No Allegation of Indian Government Involvement
Nijjar’s killing triggered a diplomatic crisis after then-Canadian Prime Minister Justin Trudeau said months later that Canadian authorities were “actively pursuing credible allegations” linking Indian government agents to the murder. New Delhi rejected the claim as absurd.
The U.S. indictment charging Bishnoi and Singh does not allege any Indian government role in the killing.
Canada Seeks to Rebuild Ties With India
Neither First Assistant U.S. Attorney Bill Essayli nor any other official at a press conference in Los Angeles alleged that the Indian government was involved in or aware of the killing.
The charges against Bishnoi and Singh were part of a broader investigation by U.S. and Canadian authorities that charged 37 defendants tied to three organized crime groups with racketeering, extortion and drug trafficking, 24 of whom were arrested or already in custody, authorities said.

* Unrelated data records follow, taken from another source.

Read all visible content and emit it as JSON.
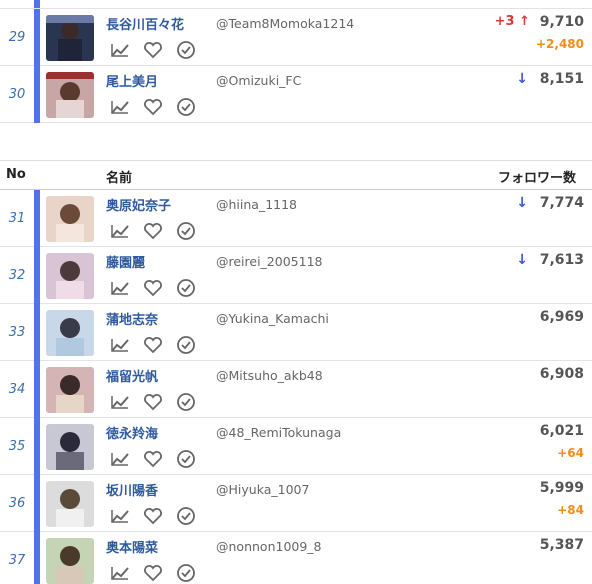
{
  "header": {
    "no": "No",
    "name": "名前",
    "followers": "フォロワー数"
  },
  "icons": {
    "chart": "chart-icon",
    "heart": "heart-icon",
    "check": "check-circle-icon"
  },
  "colors": {
    "accent_bar": "#4f74e6",
    "name_link": "#2f5a9e",
    "up": "#e03838",
    "down": "#3c56d8",
    "delta": "#f28c1b"
  },
  "rows_top": [
    {
      "rank": "29",
      "name": "長谷川百々花",
      "handle": "@Team8Momoka1214",
      "rank_change": "+3 ↑",
      "count": "9,710",
      "delta": "+2,480"
    },
    {
      "rank": "30",
      "name": "尾上美月",
      "handle": "@Omizuki_FC",
      "arrow": "↓",
      "count": "8,151"
    }
  ],
  "rows_bottom": [
    {
      "rank": "31",
      "name": "奥原妃奈子",
      "handle": "@hiina_1118",
      "arrow": "↓",
      "count": "7,774"
    },
    {
      "rank": "32",
      "name": "藤園麗",
      "handle": "@reirei_2005118",
      "arrow": "↓",
      "count": "7,613"
    },
    {
      "rank": "33",
      "name": "蒲地志奈",
      "handle": "@Yukina_Kamachi",
      "count": "6,969"
    },
    {
      "rank": "34",
      "name": "福留光帆",
      "handle": "@Mitsuho_akb48",
      "count": "6,908"
    },
    {
      "rank": "35",
      "name": "徳永羚海",
      "handle": "@48_RemiTokunaga",
      "count": "6,021",
      "delta": "+64"
    },
    {
      "rank": "36",
      "name": "坂川陽香",
      "handle": "@Hiyuka_1007",
      "count": "5,999",
      "delta": "+84"
    },
    {
      "rank": "37",
      "name": "奥本陽菜",
      "handle": "@nonnon1009_8",
      "count": "5,387"
    }
  ]
}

Canadian police in May 2024 arrested and charged four Indian nationals over Nijjar’s killing, and have said they were probing whether the men had ties to the Indian government. The U.S. indictment does not name the alleged shooters as defendants, referring to them only as co-conspirators.
Relations between Ottawa and New Delhi have thawed under Canadian Prime Minister Mark Carney, who visited India in February on his first official trip and opened talks on a trade deal expected to be completed by November.